Tens of thousands of people have been driven to higher ground and homes, grazing land and businesses abandoned as the lakes have unrelentingly pushed outward.

‘Phenomenal’

The crisis shows no sign of easing, with seasonal rains forecast this month threatening further inundation.

“It has never been this bad before,” said Murray Roberts, who has lived on Baringo nearly 70 years, where he restores degraded land with his partner Dr Elizabeth Meyerhoff through their Rehabilitation of Arid Environments Trust.

Baringo has swollen about 70 square kilometres (27 square miles) since 2011 but rose sharply earlier this year, flooding their offices and a nearby dispensary.

Roberts’ childhood home, and a family holiday business, disappeared beneath the surface.

Like Baringo, the surge at Lake Naivasha, some 200 kilometres south, began slowly about a decade ago, evoking little concern as the basin refilled after a long dry spell.

But it kept rising and in April suddenly accelerated, soon eclipsing the last historic high measured in the 1960s. The lake is now tracking closer to an extreme peak recorded in the early 20th century.

A monitoring station run by the Water Resources Authority (WRA), a government agency, indicates the lake rose 2.7 metres (8.9 feet) between April and June, pushing water half a kilometre inland.

“It’s been phenomenal,” said Guy Erskine, as hippos wallowed in his submerged hotel at Sanctuary Farm, a conservancy on Lake Naivasha his family has owned since 1978.

‘Things have changed’


Government scientists are exploring possible causes for the drastic upwelling, including whether silt flushing downstream from deforestation in the highland catchments could be reducing the lakes’ storage capacity.

Research into other theories, such as the influence of seismic activity and increased seepage from underground aquifers, is less conclusive.

It follows one of the wettest periods in East Africa in recent times.

Above-average temperatures in the Indian Ocean have spurred consecutive years of extreme and erratic rainfall, delivering frequent unseasonal downpours over the escarpments and rivers that feed the lakes.

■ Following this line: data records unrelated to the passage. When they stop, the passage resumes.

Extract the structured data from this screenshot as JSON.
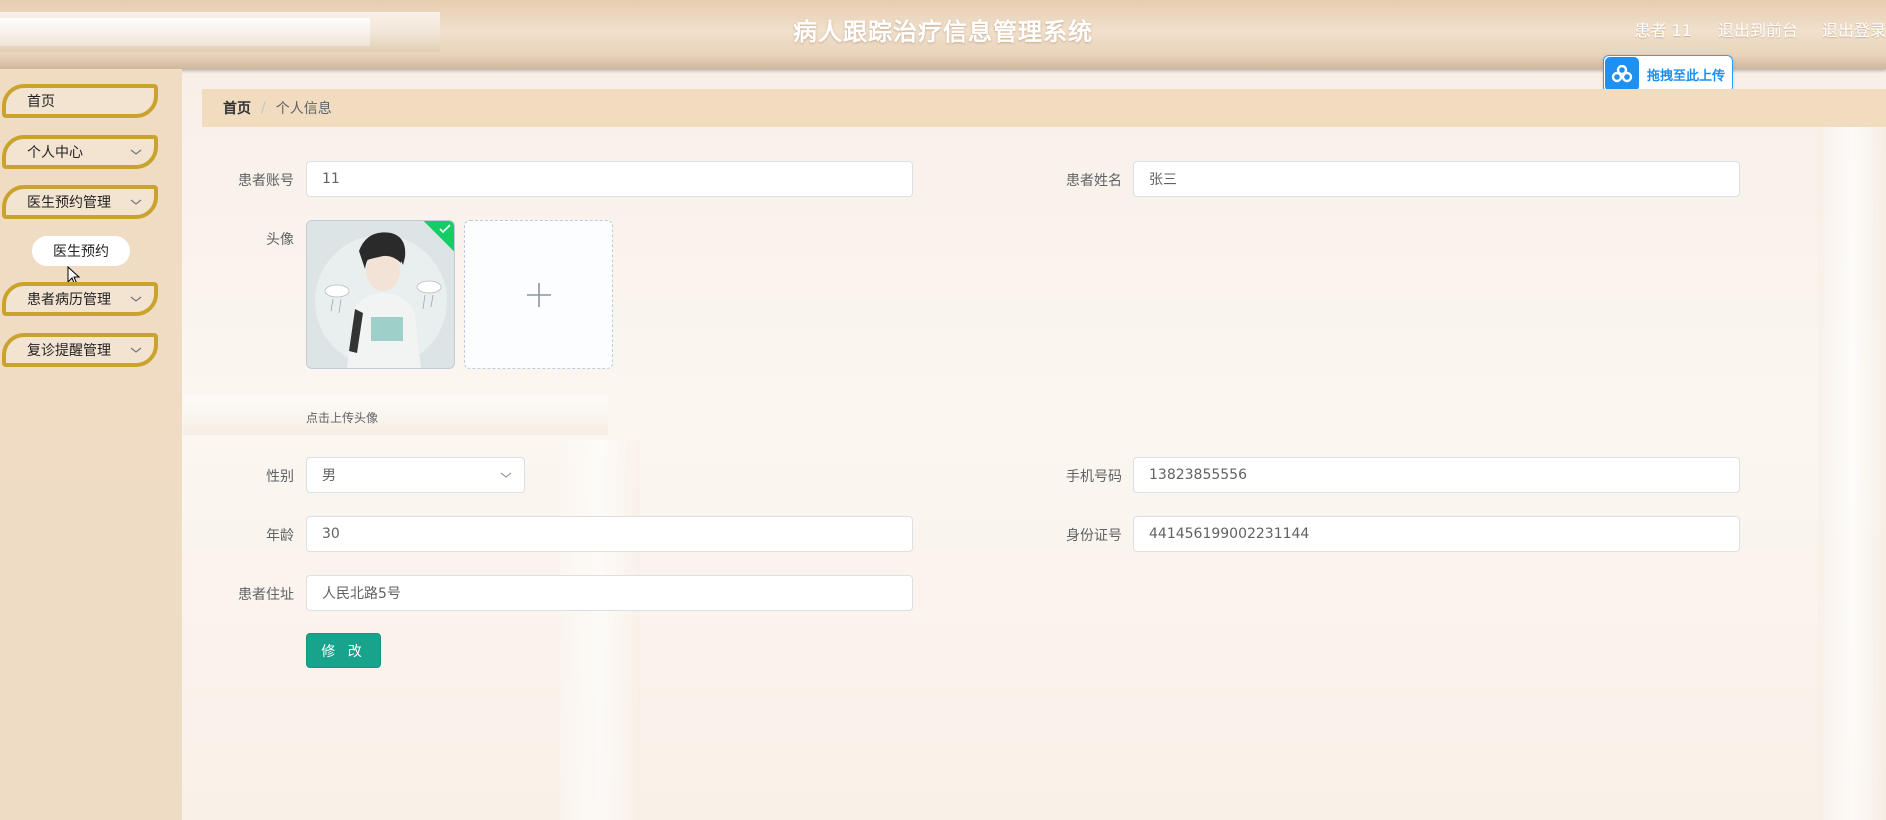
{
  "header": {
    "title": "病人跟踪治疗信息管理系统",
    "user_label": "患者 11",
    "front_link": "退出到前台",
    "logout_link": "退出登录"
  },
  "upload_badge": {
    "text": "拖拽至此上传",
    "icon": "cloud-icon",
    "color": "#1e90f2"
  },
  "sidebar": {
    "items": [
      {
        "label": "首页"
      },
      {
        "label": "个人中心",
        "icon": "chevron-down-icon"
      },
      {
        "label": "医生预约管理",
        "icon": "chevron-down-icon"
      },
      {
        "label": "患者病历管理",
        "icon": "chevron-down-icon"
      },
      {
        "label": "复诊提醒管理",
        "icon": "chevron-down-icon"
      }
    ],
    "submenu": {
      "label": "医生预约"
    },
    "accent": "#c9a32d"
  },
  "breadcrumb": {
    "home": "首页",
    "separator": "/",
    "current": "个人信息"
  },
  "form": {
    "account_label": "患者账号",
    "account_value": "11",
    "name_label": "患者姓名",
    "name_value": "张三",
    "avatar_label": "头像",
    "upload_tip": "点击上传头像",
    "gender_label": "性别",
    "gender_value": "男",
    "phone_label": "手机号码",
    "phone_value": "13823855556",
    "age_label": "年龄",
    "age_value": "30",
    "idcard_label": "身份证号",
    "idcard_value": "441456199002231144",
    "address_label": "患者住址",
    "address_value": "人民北路5号",
    "submit_label": "修 改",
    "submit_color": "#18a38c"
  }
}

“Things have changed… The effect is more pronounced than 50 years ago,” says Mohamed Shurie, a geologist and CEO of the WRA.

Twin tragedies


The massive inflow is also upsetting a delicate ecological balance in a biodiverse region famous for attracting masses of pink flamingos.

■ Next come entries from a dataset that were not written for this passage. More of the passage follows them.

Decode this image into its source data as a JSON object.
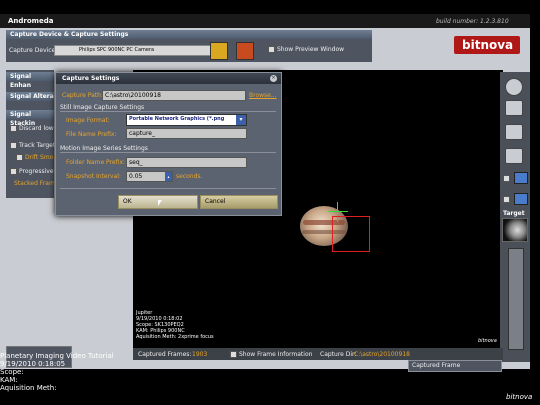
{
  "window": {
    "title": "Andromeda",
    "build": "build number: 1.2.3.810"
  },
  "brand": "bitnova",
  "capture_device": {
    "section": "Capture Device & Capture Settings",
    "label": "Capture Device:",
    "value": "Philips SPC 900NC PC Camera",
    "show_preview": "Show Preview Window"
  },
  "left_panel": {
    "signal_enhance": "Signal Enhan",
    "signal_alter": "Signal Altera",
    "signal_stack": "Signal Stackin",
    "discard": "Discard low",
    "track": "Track Target",
    "drift": "Drift Smoot",
    "progressive": "Progressive",
    "stacked": "Stacked Frame"
  },
  "dialog": {
    "title": "Capture Settings",
    "capture_path_label": "Capture Path:",
    "capture_path": "C:\\astro\\20100918",
    "browse": "Browse...",
    "still_section": "Still Image Capture Settings",
    "image_format_label": "Image Format:",
    "image_format": "Portable Network Graphics (*.png",
    "file_prefix_label": "File Name Prefix:",
    "file_prefix": "capture_",
    "motion_section": "Motion Image Series Settings",
    "folder_prefix_label": "Folder Name Prefix:",
    "folder_prefix": "seq_",
    "interval_label": "Snapshot Interval:",
    "interval": "0.05",
    "seconds": "seconds.",
    "ok": "OK",
    "cancel": "Cancel"
  },
  "overlay": {
    "line1": "Jupiter",
    "line2": "9/19/2010 0:18:02",
    "line3": "Scope: SK130PEQ2",
    "line4": "KAM: Philips 900NC",
    "line5": "Aquisition Meth: 2xprime focus",
    "brand": "bitnova"
  },
  "bottom": {
    "captured_frames_label": "Captured Frames:",
    "captured_frames": "1903",
    "show_frame_info": "Show Frame Information",
    "capture_dir_label": "Capture Dir:",
    "capture_dir": "C:\\astro\\20100918",
    "captured_frame": "Captured Frame"
  },
  "right": {
    "target": "Target"
  },
  "subtitle": {
    "line1": "Planetary Imaging Video Tutorial",
    "line2": "9/19/2010 0:18:05",
    "line3": "Scope:",
    "line4": "KAM:",
    "line5": "Aquisition Meth:",
    "brand": "bitnova"
  }
}
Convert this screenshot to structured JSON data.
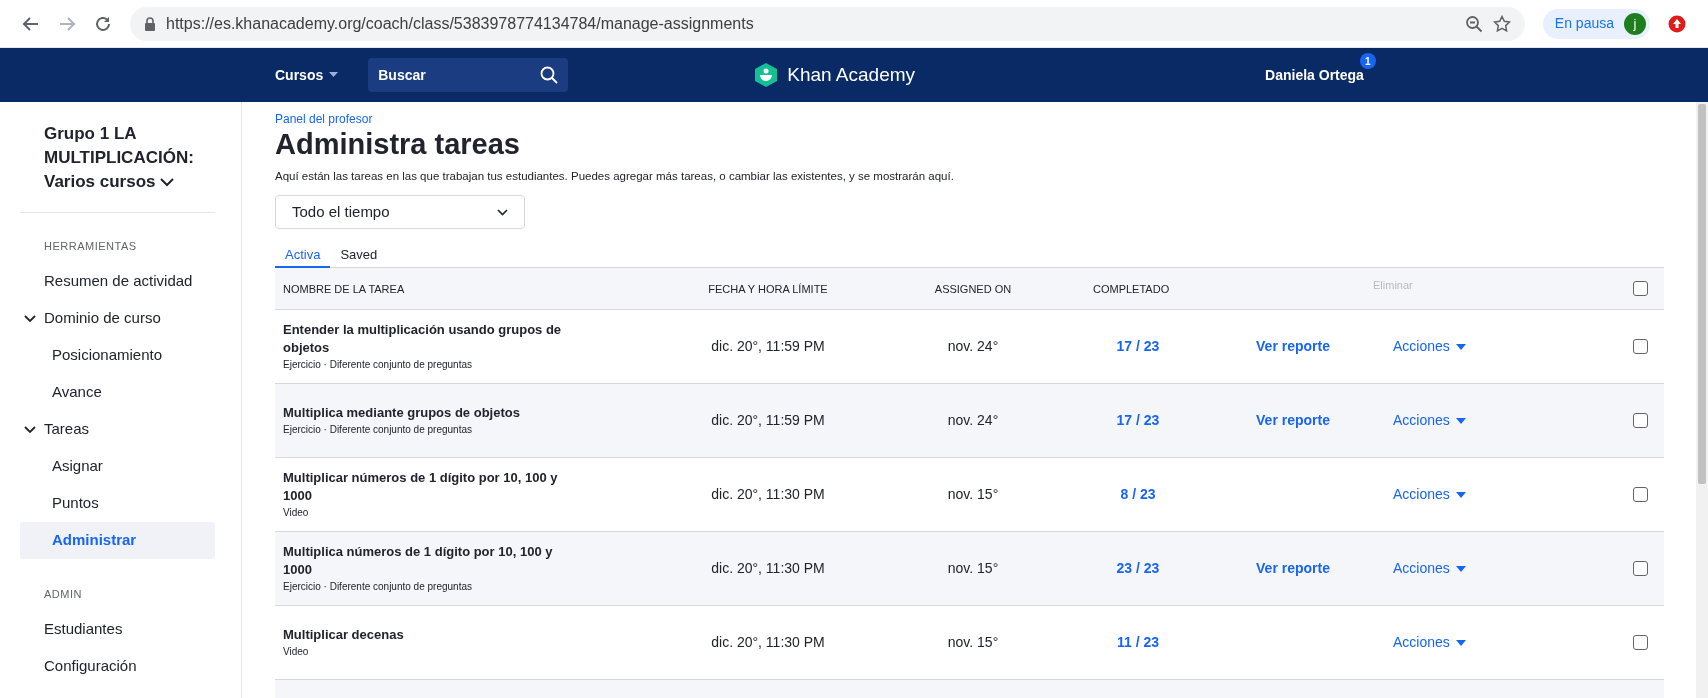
{
  "browser": {
    "url": "https://es.khanacademy.org/coach/class/5383978774134784/manage-assignments",
    "profile_status": "En pausa",
    "avatar_letter": "j"
  },
  "header": {
    "courses_menu": "Cursos",
    "search_placeholder": "Buscar",
    "logo": "Khan Academy",
    "user": "Daniela Ortega",
    "notification_count": "1"
  },
  "sidebar": {
    "class_title": "Grupo 1 LA MULTIPLICACIÓN: Varios cursos",
    "sections": [
      {
        "heading": "HERRAMIENTAS",
        "items": [
          {
            "label": "Resumen de actividad",
            "selected": false
          },
          {
            "label": "Dominio de curso",
            "selected": false,
            "expanded": true,
            "children": [
              {
                "label": "Posicionamiento",
                "selected": false
              },
              {
                "label": "Avance",
                "selected": false
              }
            ]
          },
          {
            "label": "Tareas",
            "selected": false,
            "expanded": true,
            "children": [
              {
                "label": "Asignar",
                "selected": false
              },
              {
                "label": "Puntos",
                "selected": false
              },
              {
                "label": "Administrar",
                "selected": true
              }
            ]
          }
        ]
      },
      {
        "heading": "ADMIN",
        "items": [
          {
            "label": "Estudiantes",
            "selected": false
          },
          {
            "label": "Configuración",
            "selected": false
          }
        ]
      }
    ]
  },
  "main": {
    "breadcrumb": "Panel del profesor",
    "title": "Administra tareas",
    "description": "Aquí están las tareas en las que trabajan tus estudiantes. Puedes agregar más tareas, o cambiar las existentes, y se mostrarán aquí.",
    "filter": {
      "value": "Todo el tiempo"
    },
    "tabs": [
      {
        "label": "Activa",
        "selected": true
      },
      {
        "label": "Saved",
        "selected": false
      }
    ],
    "table": {
      "columns": [
        "NOMBRE DE LA TAREA",
        "FECHA Y HORA LÍMITE",
        "ASSIGNED ON",
        "COMPLETADO"
      ],
      "delete_header": {
        "label": "Eliminar",
        "disabled": true
      },
      "select_all": {
        "checked": false
      },
      "rows": [
        {
          "name": "Entender la multiplicación usando grupos de objetos",
          "type": "Ejercicio · Diferente conjunto de preguntas",
          "due": "dic. 20°, 11:59 PM",
          "assigned": "nov. 24°",
          "completed": "17 / 23",
          "report": "Ver reporte",
          "actions": "Acciones",
          "checked": false
        },
        {
          "name": "Multiplica mediante grupos de objetos",
          "type": "Ejercicio · Diferente conjunto de preguntas",
          "due": "dic. 20°, 11:59 PM",
          "assigned": "nov. 24°",
          "completed": "17 / 23",
          "report": "Ver reporte",
          "actions": "Acciones",
          "checked": false
        },
        {
          "name": "Multiplicar números de 1 dígito por 10, 100 y 1000",
          "type": "Video",
          "due": "dic. 20°, 11:30 PM",
          "assigned": "nov. 15°",
          "completed": "8 / 23",
          "actions": "Acciones",
          "checked": false
        },
        {
          "name": "Multiplica números de 1 dígito por 10, 100 y 1000",
          "type": "Ejercicio · Diferente conjunto de preguntas",
          "due": "dic. 20°, 11:30 PM",
          "assigned": "nov. 15°",
          "completed": "23 / 23",
          "report": "Ver reporte",
          "actions": "Acciones",
          "checked": false
        },
        {
          "name": "Multiplicar decenas",
          "type": "Video",
          "due": "dic. 20°, 11:30 PM",
          "assigned": "nov. 15°",
          "completed": "11 / 23",
          "actions": "Acciones",
          "checked": false
        }
      ]
    }
  }
}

The government is particularly concerned about the repercussions should saltwater from an ever-expanding Lake Bogoria, a flamingo refuge and wetland of international importance, merge with the freshwaters from Baringo 20 kilometres to the north.

Two other critical habitats frequented by the migratory birds, Lake Elementaita and Lake Nakuru, are also brimming, the latter at a 50-year high.

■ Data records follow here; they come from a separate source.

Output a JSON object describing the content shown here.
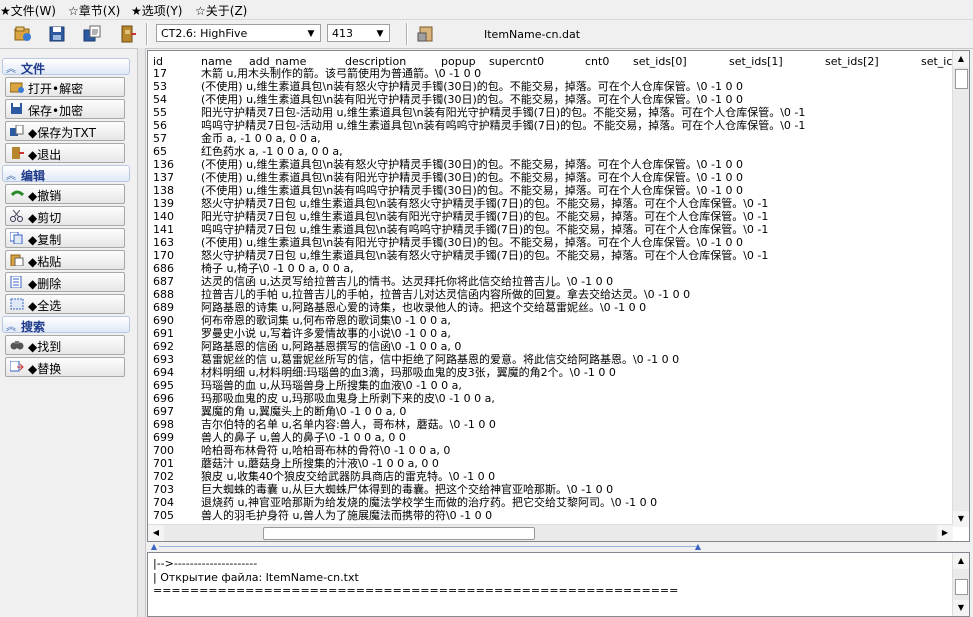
{
  "menu": [
    "★文件(W)",
    "☆章节(X)",
    "★选项(Y)",
    "☆关于(Z)"
  ],
  "toolbar": {
    "version_select": "CT2.6: HighFive",
    "number_select": "413",
    "filename": "ItemName-cn.dat"
  },
  "sidebar": {
    "sections": [
      {
        "title": "文件",
        "items": [
          "打开•解密",
          "保存•加密",
          "◆保存为TXT",
          "◆退出"
        ]
      },
      {
        "title": "编辑",
        "items": [
          "◆撤销",
          "◆剪切",
          "◆复制",
          "◆粘贴",
          "◆删除",
          "◆全选"
        ]
      },
      {
        "title": "搜索",
        "items": [
          "◆找到",
          "◆替换"
        ]
      }
    ]
  },
  "editor": {
    "columns": [
      "id",
      "name",
      "add_name",
      "description",
      "popup",
      "supercnt0",
      "cnt0",
      "set_ids[0]",
      "set_ids[1]",
      "set_ids[2]",
      "set_ic"
    ],
    "rows": [
      {
        "id": "17",
        "text": "木箭                        u,用木头制作的箭。该弓箭使用为普通箭。\\0 -1      0          0"
      },
      {
        "id": "53",
        "text": "(不使用)              u,维生素道具包\\n装有怒火守护精灵手镯(30日)的包。不能交易，掉落。可在个人仓库保管。\\0        -1         0          0"
      },
      {
        "id": "54",
        "text": "(不使用)              u,维生素道具包\\n装有阳光守护精灵手镯(30日)的包。不能交易，掉落。可在个人仓库保管。\\0        -1         0          0"
      },
      {
        "id": "55",
        "text": "阳光守护精灵7日包-活动用              u,维生素道具包\\n装有阳光守护精灵手镯(7日)的包。不能交易，掉落。可在个人仓库保管。\\0        -1"
      },
      {
        "id": "56",
        "text": "呜呜守护精灵7日包-活动用              u,维生素道具包\\n装有呜呜守护精灵手镯(7日)的包。不能交易，掉落。可在个人仓库保管。\\0        -1"
      },
      {
        "id": "57",
        "text": "金币                    a,         -1         0          0                              a,         0          0              a,"
      },
      {
        "id": "65",
        "text": "红色药水                a,         -1         0          0                              a,         0          0              a,"
      },
      {
        "id": "136",
        "text": "(不使用)              u,维生素道具包\\n装有怒火守护精灵手镯(30日)的包。不能交易，掉落。可在个人仓库保管。\\0        -1         0          0"
      },
      {
        "id": "137",
        "text": "(不使用)              u,维生素道具包\\n装有阳光守护精灵手镯(30日)的包。不能交易，掉落。可在个人仓库保管。\\0        -1         0          0"
      },
      {
        "id": "138",
        "text": "(不使用)              u,维生素道具包\\n装有呜呜守护精灵手镯(30日)的包。不能交易，掉落。可在个人仓库保管。\\0        -1         0          0"
      },
      {
        "id": "139",
        "text": "怒火守护精灵7日包              u,维生素道具包\\n装有怒火守护精灵手镯(7日)的包。不能交易，掉落。可在个人仓库保管。\\0        -1"
      },
      {
        "id": "140",
        "text": "阳光守护精灵7日包              u,维生素道具包\\n装有阳光守护精灵手镯(7日)的包。不能交易，掉落。可在个人仓库保管。\\0        -1"
      },
      {
        "id": "141",
        "text": "呜呜守护精灵7日包              u,维生素道具包\\n装有呜呜守护精灵手镯(7日)的包。不能交易，掉落。可在个人仓库保管。\\0        -1"
      },
      {
        "id": "163",
        "text": "(不使用)              u,维生素道具包\\n装有阳光守护精灵手镯(30日)的包。不能交易，掉落。可在个人仓库保管。\\0        -1         0          0"
      },
      {
        "id": "170",
        "text": "怒火守护精灵7日包              u,维生素道具包\\n装有怒火守护精灵手镯(7日)的包。不能交易，掉落。可在个人仓库保管。\\0        -1"
      },
      {
        "id": "686",
        "text": "椅子                    u,椅子\\0 -1      0          0                              a,         0          0              a,"
      },
      {
        "id": "687",
        "text": "达灵的信函                      u,达灵写给拉普吉儿的情书。达灵拜托你将此信交给拉普吉儿。\\0       -1        0          0"
      },
      {
        "id": "688",
        "text": "拉普吉儿的手帕                      u,拉普吉儿的手帕，拉普吉儿对达灵信函内容所做的回复。拿去交给达灵。\\0     -1        0          0"
      },
      {
        "id": "689",
        "text": "阿路基恩的诗集                      u,阿路基恩心爱的诗集，也收录他人的诗。把这个交给葛雷妮丝。\\0    -1        0          0"
      },
      {
        "id": "690",
        "text": "何布帝恩的歌词集                      u,何布帝恩的歌词集\\0      -1        0          0                              a,"
      },
      {
        "id": "691",
        "text": "罗曼史小说                      u,写着许多爱情故事的小说\\0      -1        0          0                              a,"
      },
      {
        "id": "692",
        "text": "阿路基恩的信函                      u,阿路基恩撰写的信函\\0      -1        0          0                        a,         0"
      },
      {
        "id": "693",
        "text": "葛雷妮丝的信                      u,葛雷妮丝所写的信，信中拒绝了阿路基恩的爱意。将此信交给阿路基恩。\\0     -1        0          0"
      },
      {
        "id": "694",
        "text": "材料明细                      u,材料明细:玛瑙兽的血3滴，玛那吸血鬼的皮3张，翼魔的角2个。\\0     -1        0          0"
      },
      {
        "id": "695",
        "text": "玛瑙兽的血                      u,从玛瑙兽身上所搜集的血液\\0      -1        0          0                              a,"
      },
      {
        "id": "696",
        "text": "玛那吸血鬼的皮                      u,玛那吸血鬼身上所剥下来的皮\\0      -1        0          0                              a,"
      },
      {
        "id": "697",
        "text": "翼魔的角                      u,翼魔头上的断角\\0      -1        0          0                        a,         0"
      },
      {
        "id": "698",
        "text": "吉尔伯特的名单                      u,名单内容:兽人，哥布林，蘑菇。\\0      -1        0          0"
      },
      {
        "id": "699",
        "text": "兽人的鼻子                      u,兽人的鼻子\\0   -1      0          0                        a,         0          0"
      },
      {
        "id": "700",
        "text": "哈柏哥布林骨符                      u,哈柏哥布林的骨符\\0      -1        0          0                        a,         0"
      },
      {
        "id": "701",
        "text": "蘑菇汁                u,蘑菇身上所搜集的汁液\\0 -1      0          0                        a,         0          0"
      },
      {
        "id": "702",
        "text": "狼皮                u,收集40个狼皮交给武器防具商店的雷克特。\\0      -1        0          0"
      },
      {
        "id": "703",
        "text": "巨大蜘蛛的毒囊                      u,从巨大蜘蛛尸体得到的毒囊。把这个交给神官亚哈那斯。\\0    -1        0          0"
      },
      {
        "id": "704",
        "text": "退烧药                u,神官亚哈那斯为给发烧的魔法学校学生而做的治疗药。把它交给艾黎阿司。\\0   -1        0          0"
      },
      {
        "id": "705",
        "text": "兽人的羽毛护身符                      u,兽人为了施展魔法而携带的符\\0   -1        0          0"
      }
    ]
  },
  "log": {
    "lines": [
      "|-->---------------------",
      "| Открытие файла: ItemName-cn.txt",
      "========================================================="
    ]
  }
}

The imposing entrance gate to Lake Nakuru National Park, one of Kenya’s premier safari destinations, barely pokes above the water, which has pushed one kilometre beyond the perimeter fence, flooding nearby villages.

On an island in Baringo, a number of Rothschild’s giraffe await relocation to the mainland, their habitat having shrunk from about 100 acres to less than 10. The Kenya Wildlife Service (KWS) and Northern Rangelands Trust have already rescued warthogs, impala and ostrich.

KWS Baringo warden, Jackson Komen, said conflict between humans and animals was rising, with hippos marching into vegetable patches and several ostriches turning up dead.

“Our fear is, when there’s not enough food in the homestead, people might turn to the vulnerable animals,” Komen said.

In Naivasha, a tourist hotspot popular with weekenders from Nairobi, the timing is especially cruel.

Staff at hotels and restaurants laid off during the coronavirus pandemic now find themselves without workplaces to return to as travel restrictions ease — and with their own homes knee-deep in water.

“Naivasha residents have experienced two tragedies,” said Enock Kiminta from the Lake Naivasha Water Resources Users Association.